If you’re like me, you were not brought up with a helper, and you were taught to treat all individuals equally. In the Netherlands, it is customary to have coffee and a chat with your weekly cleaner. But abroad they might come every day, or they even live in your house, and they look very strangely at you when you offer them coffee. Yikes.

There is this woman you do not know and who may not speak your language or share your cultural values who will be in your life, and take care of your kids. Maybe she gives candy all the time and let’s the baby watch TV to keep them entertained, and maybe she is afraid to say no to your toddler because she thinks you might fire her. And when you listen to the expat grapevine you’ll hear stories much, much worse.  It isn’t easy to figure it all out as a first time mum and expat.

Many expats will tell you you “should” have a helper. I tried hiring a part time one when I just had my eldest in China, but it didn’t work at all. I wasn’t ready to let someone else handle my baby, and I also disliked having someone else in the house all the time. Over time, I slowly increased the hours and tasks that I employed someone, but there was a lot of trial and error.

Mine Detonation Tip: Figure out your needs and hire accordingly

Figuring out your needs for household and babysit help may take time, especially if you haven’t had to deal with that before.
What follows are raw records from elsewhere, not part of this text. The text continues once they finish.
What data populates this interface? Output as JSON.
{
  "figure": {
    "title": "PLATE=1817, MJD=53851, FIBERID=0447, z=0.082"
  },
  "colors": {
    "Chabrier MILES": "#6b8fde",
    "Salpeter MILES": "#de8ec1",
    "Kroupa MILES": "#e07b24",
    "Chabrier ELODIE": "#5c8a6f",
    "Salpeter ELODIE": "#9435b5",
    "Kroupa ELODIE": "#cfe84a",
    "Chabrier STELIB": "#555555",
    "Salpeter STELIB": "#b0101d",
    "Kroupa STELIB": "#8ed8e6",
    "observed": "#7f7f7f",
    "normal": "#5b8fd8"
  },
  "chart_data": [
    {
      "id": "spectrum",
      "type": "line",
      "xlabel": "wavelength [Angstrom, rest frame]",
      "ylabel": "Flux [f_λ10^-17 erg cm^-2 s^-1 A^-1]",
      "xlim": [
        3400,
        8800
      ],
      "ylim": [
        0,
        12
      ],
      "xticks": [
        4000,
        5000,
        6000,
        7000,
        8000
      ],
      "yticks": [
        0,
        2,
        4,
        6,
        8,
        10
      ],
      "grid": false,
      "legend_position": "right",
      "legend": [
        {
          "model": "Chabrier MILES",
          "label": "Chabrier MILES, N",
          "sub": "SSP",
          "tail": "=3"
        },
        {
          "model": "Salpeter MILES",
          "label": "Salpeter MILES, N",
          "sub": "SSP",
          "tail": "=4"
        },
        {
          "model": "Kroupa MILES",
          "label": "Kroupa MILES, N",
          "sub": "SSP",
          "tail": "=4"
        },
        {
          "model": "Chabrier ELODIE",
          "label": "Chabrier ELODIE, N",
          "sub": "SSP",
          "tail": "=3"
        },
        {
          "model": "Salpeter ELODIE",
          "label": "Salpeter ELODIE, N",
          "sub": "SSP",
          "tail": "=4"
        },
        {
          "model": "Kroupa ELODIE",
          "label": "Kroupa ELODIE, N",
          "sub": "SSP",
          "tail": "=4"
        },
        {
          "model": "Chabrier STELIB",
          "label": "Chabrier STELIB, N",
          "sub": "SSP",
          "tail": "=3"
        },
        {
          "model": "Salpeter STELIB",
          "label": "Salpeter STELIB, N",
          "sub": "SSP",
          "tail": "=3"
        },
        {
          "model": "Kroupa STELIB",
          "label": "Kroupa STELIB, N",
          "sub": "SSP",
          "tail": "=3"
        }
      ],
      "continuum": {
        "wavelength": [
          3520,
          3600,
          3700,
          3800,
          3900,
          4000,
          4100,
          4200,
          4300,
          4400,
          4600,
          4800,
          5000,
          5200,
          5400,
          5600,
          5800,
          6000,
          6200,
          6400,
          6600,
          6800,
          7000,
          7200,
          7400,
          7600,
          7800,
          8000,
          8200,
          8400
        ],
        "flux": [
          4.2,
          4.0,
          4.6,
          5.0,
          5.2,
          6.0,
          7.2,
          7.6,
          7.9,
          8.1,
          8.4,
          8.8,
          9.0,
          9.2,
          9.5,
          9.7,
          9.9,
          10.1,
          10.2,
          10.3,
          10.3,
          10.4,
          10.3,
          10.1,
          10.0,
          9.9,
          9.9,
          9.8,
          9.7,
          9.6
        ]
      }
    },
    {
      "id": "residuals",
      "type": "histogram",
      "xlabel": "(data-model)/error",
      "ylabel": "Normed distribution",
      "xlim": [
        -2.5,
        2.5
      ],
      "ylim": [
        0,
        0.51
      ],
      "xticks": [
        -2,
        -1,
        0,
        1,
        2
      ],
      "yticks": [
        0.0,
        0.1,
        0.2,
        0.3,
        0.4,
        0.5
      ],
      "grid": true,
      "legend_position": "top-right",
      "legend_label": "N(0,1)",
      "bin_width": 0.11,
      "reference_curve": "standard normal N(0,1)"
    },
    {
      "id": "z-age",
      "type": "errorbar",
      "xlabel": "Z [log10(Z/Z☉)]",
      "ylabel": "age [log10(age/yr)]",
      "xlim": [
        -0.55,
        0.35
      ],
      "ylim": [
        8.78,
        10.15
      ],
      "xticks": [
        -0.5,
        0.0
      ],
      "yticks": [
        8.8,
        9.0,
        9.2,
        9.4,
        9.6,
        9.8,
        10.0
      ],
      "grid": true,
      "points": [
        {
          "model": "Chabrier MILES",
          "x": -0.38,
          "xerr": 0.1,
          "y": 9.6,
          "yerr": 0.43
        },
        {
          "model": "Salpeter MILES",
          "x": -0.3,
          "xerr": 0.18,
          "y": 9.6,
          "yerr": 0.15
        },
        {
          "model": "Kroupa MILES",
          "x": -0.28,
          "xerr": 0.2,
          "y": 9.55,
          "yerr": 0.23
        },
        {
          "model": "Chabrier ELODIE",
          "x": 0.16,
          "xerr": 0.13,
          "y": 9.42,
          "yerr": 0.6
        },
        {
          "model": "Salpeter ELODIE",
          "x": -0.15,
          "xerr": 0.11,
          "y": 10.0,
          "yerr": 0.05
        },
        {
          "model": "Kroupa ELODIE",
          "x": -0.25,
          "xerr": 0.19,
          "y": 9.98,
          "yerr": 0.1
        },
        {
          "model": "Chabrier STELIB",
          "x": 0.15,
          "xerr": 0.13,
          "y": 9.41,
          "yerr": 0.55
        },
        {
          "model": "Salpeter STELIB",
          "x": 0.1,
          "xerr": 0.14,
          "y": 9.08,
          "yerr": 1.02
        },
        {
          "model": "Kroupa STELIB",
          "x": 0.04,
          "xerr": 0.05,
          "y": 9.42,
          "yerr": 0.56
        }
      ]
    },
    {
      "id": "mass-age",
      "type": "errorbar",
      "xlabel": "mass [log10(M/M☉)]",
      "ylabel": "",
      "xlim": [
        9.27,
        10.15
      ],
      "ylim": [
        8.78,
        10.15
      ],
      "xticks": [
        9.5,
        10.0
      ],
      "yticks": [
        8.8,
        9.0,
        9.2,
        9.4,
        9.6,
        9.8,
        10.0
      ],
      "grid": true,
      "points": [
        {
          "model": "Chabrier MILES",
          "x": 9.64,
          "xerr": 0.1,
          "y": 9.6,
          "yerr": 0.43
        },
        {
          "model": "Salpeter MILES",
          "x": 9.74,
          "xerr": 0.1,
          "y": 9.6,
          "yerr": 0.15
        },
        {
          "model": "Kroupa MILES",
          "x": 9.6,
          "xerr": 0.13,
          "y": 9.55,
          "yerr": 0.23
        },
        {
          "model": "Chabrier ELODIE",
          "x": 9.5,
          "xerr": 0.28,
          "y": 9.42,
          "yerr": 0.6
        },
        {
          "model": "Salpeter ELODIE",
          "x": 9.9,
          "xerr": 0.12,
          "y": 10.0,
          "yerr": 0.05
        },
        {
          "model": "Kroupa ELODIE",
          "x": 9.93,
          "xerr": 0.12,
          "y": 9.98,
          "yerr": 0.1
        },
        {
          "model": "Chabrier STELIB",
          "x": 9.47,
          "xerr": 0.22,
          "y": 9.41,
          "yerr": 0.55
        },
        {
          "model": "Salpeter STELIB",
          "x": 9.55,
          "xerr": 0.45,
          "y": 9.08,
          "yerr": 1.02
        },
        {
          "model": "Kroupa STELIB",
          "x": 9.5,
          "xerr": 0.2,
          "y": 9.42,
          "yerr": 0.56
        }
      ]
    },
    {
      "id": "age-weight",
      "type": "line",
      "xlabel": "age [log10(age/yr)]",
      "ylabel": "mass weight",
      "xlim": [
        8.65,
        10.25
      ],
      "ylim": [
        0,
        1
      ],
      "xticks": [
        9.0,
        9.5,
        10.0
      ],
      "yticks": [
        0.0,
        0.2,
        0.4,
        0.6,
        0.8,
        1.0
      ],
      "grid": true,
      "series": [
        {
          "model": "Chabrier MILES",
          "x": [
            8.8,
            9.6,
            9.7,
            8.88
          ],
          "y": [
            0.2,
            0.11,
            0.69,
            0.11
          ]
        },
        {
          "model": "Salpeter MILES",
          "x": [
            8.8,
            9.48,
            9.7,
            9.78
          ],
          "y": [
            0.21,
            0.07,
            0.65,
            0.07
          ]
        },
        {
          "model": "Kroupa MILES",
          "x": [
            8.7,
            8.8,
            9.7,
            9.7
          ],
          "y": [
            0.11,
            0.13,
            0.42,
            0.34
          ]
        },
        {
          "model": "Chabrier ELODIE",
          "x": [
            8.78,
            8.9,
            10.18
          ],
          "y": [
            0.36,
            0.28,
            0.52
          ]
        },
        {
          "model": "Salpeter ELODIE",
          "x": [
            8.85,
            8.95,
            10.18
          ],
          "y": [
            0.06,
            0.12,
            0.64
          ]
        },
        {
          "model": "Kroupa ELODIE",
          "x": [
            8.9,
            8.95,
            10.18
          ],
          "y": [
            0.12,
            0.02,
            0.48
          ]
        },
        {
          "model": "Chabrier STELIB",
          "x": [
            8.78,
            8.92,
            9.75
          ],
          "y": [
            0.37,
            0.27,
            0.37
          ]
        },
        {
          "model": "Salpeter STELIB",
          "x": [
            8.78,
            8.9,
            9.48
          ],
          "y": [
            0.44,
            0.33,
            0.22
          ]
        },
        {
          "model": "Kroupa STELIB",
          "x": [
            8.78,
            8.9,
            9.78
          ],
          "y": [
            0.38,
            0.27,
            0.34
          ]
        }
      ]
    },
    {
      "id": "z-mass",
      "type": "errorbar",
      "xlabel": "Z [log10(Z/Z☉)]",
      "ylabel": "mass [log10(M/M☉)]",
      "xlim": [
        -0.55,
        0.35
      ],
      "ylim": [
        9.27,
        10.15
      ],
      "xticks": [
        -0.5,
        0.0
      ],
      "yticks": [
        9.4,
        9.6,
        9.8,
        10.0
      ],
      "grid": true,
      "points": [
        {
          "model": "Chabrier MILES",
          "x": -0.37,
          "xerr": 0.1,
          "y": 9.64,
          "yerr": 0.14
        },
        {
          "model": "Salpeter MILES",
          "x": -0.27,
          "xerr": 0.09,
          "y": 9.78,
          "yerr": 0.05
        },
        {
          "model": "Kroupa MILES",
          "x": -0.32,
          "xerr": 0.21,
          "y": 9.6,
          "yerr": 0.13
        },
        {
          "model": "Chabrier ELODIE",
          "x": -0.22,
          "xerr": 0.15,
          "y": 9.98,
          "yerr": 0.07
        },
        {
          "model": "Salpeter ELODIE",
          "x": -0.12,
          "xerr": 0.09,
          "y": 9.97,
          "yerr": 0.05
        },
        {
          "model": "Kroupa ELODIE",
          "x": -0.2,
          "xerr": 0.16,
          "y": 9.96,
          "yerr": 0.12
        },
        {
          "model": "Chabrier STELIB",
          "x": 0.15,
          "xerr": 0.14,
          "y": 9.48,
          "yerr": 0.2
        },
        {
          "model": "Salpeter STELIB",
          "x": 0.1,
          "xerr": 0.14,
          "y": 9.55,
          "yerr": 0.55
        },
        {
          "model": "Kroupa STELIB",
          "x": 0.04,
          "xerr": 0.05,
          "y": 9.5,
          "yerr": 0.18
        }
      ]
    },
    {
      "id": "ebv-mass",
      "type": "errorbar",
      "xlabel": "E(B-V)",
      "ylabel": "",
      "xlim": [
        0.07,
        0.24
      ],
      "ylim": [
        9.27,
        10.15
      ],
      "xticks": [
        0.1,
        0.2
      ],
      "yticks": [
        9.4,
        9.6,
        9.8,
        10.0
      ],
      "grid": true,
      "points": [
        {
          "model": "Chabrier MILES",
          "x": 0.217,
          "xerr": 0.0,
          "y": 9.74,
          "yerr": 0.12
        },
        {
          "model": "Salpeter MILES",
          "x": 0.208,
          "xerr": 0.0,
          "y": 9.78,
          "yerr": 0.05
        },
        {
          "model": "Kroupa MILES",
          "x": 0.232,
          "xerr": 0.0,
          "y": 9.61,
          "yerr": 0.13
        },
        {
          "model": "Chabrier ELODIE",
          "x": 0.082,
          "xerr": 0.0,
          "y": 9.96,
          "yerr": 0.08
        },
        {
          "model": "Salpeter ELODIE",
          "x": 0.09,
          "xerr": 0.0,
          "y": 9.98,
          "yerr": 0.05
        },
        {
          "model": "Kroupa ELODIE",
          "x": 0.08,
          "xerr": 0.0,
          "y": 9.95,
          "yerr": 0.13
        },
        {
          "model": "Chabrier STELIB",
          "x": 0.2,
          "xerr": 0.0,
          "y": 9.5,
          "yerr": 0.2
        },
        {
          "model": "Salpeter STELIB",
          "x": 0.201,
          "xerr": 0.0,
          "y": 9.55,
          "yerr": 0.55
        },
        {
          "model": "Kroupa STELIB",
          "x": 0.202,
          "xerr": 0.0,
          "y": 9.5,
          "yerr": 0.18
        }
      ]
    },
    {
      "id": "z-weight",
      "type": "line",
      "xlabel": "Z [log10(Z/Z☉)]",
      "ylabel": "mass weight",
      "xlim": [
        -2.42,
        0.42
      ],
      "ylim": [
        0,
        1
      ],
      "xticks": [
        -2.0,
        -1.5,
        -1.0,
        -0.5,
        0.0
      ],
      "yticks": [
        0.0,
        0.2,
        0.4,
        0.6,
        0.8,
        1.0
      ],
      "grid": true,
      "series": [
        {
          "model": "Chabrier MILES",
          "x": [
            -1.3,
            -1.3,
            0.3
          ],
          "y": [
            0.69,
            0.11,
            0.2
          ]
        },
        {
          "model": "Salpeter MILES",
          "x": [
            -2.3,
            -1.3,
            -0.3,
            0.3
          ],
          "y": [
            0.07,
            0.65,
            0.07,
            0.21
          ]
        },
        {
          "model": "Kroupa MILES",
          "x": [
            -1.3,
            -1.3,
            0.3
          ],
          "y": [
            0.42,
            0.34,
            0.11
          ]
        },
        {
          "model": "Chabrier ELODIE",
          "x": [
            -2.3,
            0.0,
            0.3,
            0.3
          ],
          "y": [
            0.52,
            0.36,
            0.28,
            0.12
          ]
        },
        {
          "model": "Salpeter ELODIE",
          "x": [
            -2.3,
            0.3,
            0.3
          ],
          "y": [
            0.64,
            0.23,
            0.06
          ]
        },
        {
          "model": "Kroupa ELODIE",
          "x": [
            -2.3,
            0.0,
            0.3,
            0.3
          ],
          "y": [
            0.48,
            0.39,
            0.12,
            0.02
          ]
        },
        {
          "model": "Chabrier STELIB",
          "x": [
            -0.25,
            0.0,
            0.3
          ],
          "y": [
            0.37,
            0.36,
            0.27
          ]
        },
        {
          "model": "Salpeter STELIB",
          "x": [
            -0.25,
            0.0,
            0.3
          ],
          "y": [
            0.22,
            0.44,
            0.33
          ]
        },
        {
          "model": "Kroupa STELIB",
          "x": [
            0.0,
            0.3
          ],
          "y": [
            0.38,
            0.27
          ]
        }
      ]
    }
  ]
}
Do not hire someone because other people tell you to, but then you spend your time resenting your helper, that’s not fair on her. What are the tasks that you’d like help with? What do you want to do yourself? What kind of support do you need not to feel overwhelmed (and with under 4’s, you will feel overwhelmed and sleep deprived regularly).

Always ask for references and check them too. Arrange a trial period, read up on cultural differences and establish communication. Helpers are not mind readers, they want to do what you want but need some guidelines on how you want things done. Trust your gut, observe her interacting with your baby, how do they respond to each other? And if it really doesn’t work out between you and the helper? Then find a new helper. Your kids will get used to the idea.
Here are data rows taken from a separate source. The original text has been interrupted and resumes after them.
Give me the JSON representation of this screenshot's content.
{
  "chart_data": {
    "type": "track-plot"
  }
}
3. Navigating birthday parties

It was hard to choose the third one, as there is so much- dealing with loneliness and isolation as an expat mum, flying with a baby and a toddler for 24 hours on your own, identity loss when you give up your job, expat friendships. But given my daughter’s birthday, let’s take birthday parties.  All those books on cultural differences talk about culture in the workplace and managing international teams. However, the authors should try figuring out a model to explain birthday party customs in different cultures…

The minefield  

Everyone wants to host a nice party and everyone wants their kids to be invited to parties. But how? Do you invite a few kids at most (my country) or the whole class (lots of other countries)? Oh and what about inviting parents? Should you provide a few snacks (my country) or a buffet (other cultures)? Are you a “good” mum when you bake your own cake or when you order an over the top themed cake? And what if you just buy a standard cake? Do the party at home, or rent a 5 star hotel meeting room? Have a waterslide plus a magician and bubble blowing (yeah things can get quite crazy)?
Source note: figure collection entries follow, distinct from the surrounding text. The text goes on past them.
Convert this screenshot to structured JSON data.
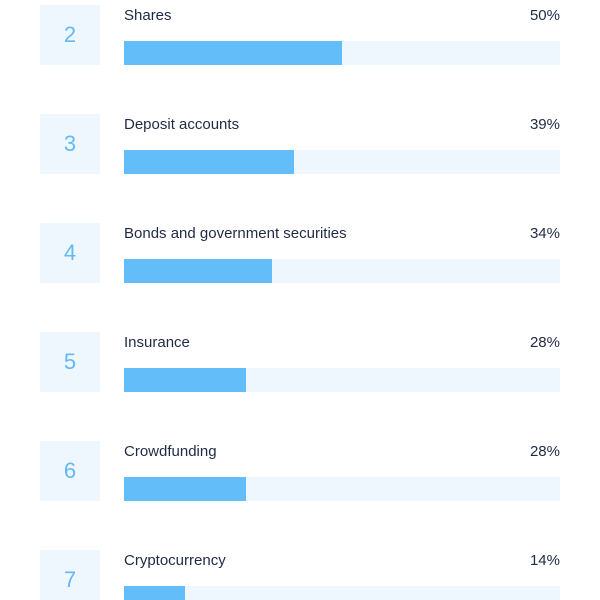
{
  "colors": {
    "bar_fill": "#63bdf8",
    "bar_track": "#eef7fe",
    "rank_box_bg": "#eef7fe",
    "rank_text": "#63b9f5",
    "label_text": "#1f2a44"
  },
  "chart_data": {
    "type": "bar",
    "orientation": "horizontal",
    "ranks": [
      "2",
      "3",
      "4",
      "5",
      "6",
      "7"
    ],
    "categories": [
      "Shares",
      "Deposit accounts",
      "Bonds and government securities",
      "Insurance",
      "Crowdfunding",
      "Cryptocurrency"
    ],
    "values": [
      50,
      39,
      34,
      28,
      28,
      14
    ],
    "value_labels": [
      "50%",
      "39%",
      "34%",
      "28%",
      "28%",
      "14%"
    ],
    "xlim": [
      0,
      100
    ],
    "grid": false,
    "legend": "none"
  }
}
Treats at school seem to come in 2 flavours: as big and sugary as possible or sugarless. What to put in the party bags? What the p**p are party bags? Where to buy them? And how much money to spend on a gift- for kids who have a playroom full of toys already?

Mine Detonation Tip: Gather information and decide

Ask around how other people organise their parties. Consider the options then make your own choices. It is hard though, to figure out the right course for you (I still struggle!). But you do not need to keep up with the Joneses- you’ll move again at some point, or the Joneses will.

What is the minefield you are navigating as an expat mum?